For a cross network confluent platform, we have one kafka cluster on-premise and another on AWS in which data is replicated from on-prem to AWS using mirror maker. Both clusters are independent with their own schema-registry, rest proxy and connect.Both clusters have different set of producers and consumers and selective topics are being mirrored between clusters.

What should be the best practice to deploy schema-registry ? Should we have one master (say on-premise) and others as non-eligible masters on on-prem and AWS ?

We suspect schema-registry can have issues with respect to schema ids when topics are replicated between clusters and we have 2 masters (aws and onprem).

Thanks!

1
Yes. I referred this but wanted to make sure if this is a hard requirement to keep one master schema per DC.Tony
@cricket_007 - Is it a recommended solution to keep one schema registry master for two independent active clusters ? We have producers and consumers running on both clusters and want to deploy schema-registry services for same. If we deploy one single SR cluster with a master on one DC and slaves on both DCs, do we need to mirror any schema topics?Tony
PS- we do not have the Confluent enterprise replicator which is mentioned almost everywhere in the multi-dc deployment documentation :)Tony

1 Answers

1
votes

If you use two different master registries, I find that would be difficult to manage. (See mistake #2 for self-managed registries). The purpose of master.eligble=false on a second instance/cluster is that all ID registration events have a single source of truth. As the docs say, The Schema Registry nodes in both datacenters link to the primary Kafka cluster in DC A, so you would need to establish a valid network link between AWS and onprem, anyway.

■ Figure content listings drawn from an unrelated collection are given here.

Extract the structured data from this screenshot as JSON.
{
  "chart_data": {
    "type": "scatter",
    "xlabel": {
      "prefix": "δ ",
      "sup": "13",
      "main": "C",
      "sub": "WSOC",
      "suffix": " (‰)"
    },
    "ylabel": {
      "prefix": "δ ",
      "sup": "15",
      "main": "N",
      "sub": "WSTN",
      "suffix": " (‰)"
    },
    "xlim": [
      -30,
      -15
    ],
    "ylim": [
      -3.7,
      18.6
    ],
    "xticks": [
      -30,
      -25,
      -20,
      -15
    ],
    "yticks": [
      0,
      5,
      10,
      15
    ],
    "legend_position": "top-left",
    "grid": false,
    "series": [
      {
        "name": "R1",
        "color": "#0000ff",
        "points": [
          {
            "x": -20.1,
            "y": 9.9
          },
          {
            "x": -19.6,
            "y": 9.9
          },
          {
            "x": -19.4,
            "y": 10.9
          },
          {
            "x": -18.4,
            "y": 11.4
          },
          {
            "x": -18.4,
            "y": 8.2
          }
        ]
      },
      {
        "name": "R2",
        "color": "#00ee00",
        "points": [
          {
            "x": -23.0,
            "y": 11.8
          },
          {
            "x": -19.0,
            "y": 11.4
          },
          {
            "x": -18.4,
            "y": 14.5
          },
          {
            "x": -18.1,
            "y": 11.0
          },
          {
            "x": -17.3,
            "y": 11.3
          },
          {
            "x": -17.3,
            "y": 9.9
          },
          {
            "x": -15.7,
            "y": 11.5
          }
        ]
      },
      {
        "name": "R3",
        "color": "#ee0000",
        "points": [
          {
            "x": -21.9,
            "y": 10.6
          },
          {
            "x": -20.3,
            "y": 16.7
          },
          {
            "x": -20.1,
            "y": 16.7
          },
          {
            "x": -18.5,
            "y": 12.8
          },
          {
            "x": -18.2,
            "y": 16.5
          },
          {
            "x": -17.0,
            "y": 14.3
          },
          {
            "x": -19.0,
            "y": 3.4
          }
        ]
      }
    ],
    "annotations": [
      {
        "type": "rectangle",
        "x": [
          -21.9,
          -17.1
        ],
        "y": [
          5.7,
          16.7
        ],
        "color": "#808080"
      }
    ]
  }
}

Otherwise, with multiple masters, you will need to mirror the schemas topic if you want exact same subjects and schema ids between environments. However, this is primarily meant to be used as a backup, and you would eventually run into conflicting schema IDs for any producer in the destination region pushing schemas to the other master. Hence why the first diagram shows only consumers in the remote datacenter.
If you do not do this, then let's say you mirrored a topic from cluster A to cluster B, and the consumer used registry B in the settings, it would attempt to lookup an ID from registry A (which is embedded in the message), and that either would not exist or would be an incorrect ID for the topic being read.

I wrote a Kafka Connect plugin to work around that issue by registering a new ID in a remote master registry - https://github.com/cricket007/schema-registry-transfer-smt , though you said you're using MirrorMaker, so you would need to take the logic there and apply it to the MessageHandler interface in MirrorMaker

I've really only worked with one master, on-prem, and in AWS, the registry settings have Zookeeper connection pointing to the on-prem cluster settings.

And we don't mirror everything as the docs suggest, only specific topics. The purpose of using Replicator rather than MirrorMaker is that consumer failover is better supported, rather than simply getting data "over the wire", your clients are less dependent upon where they are running as well.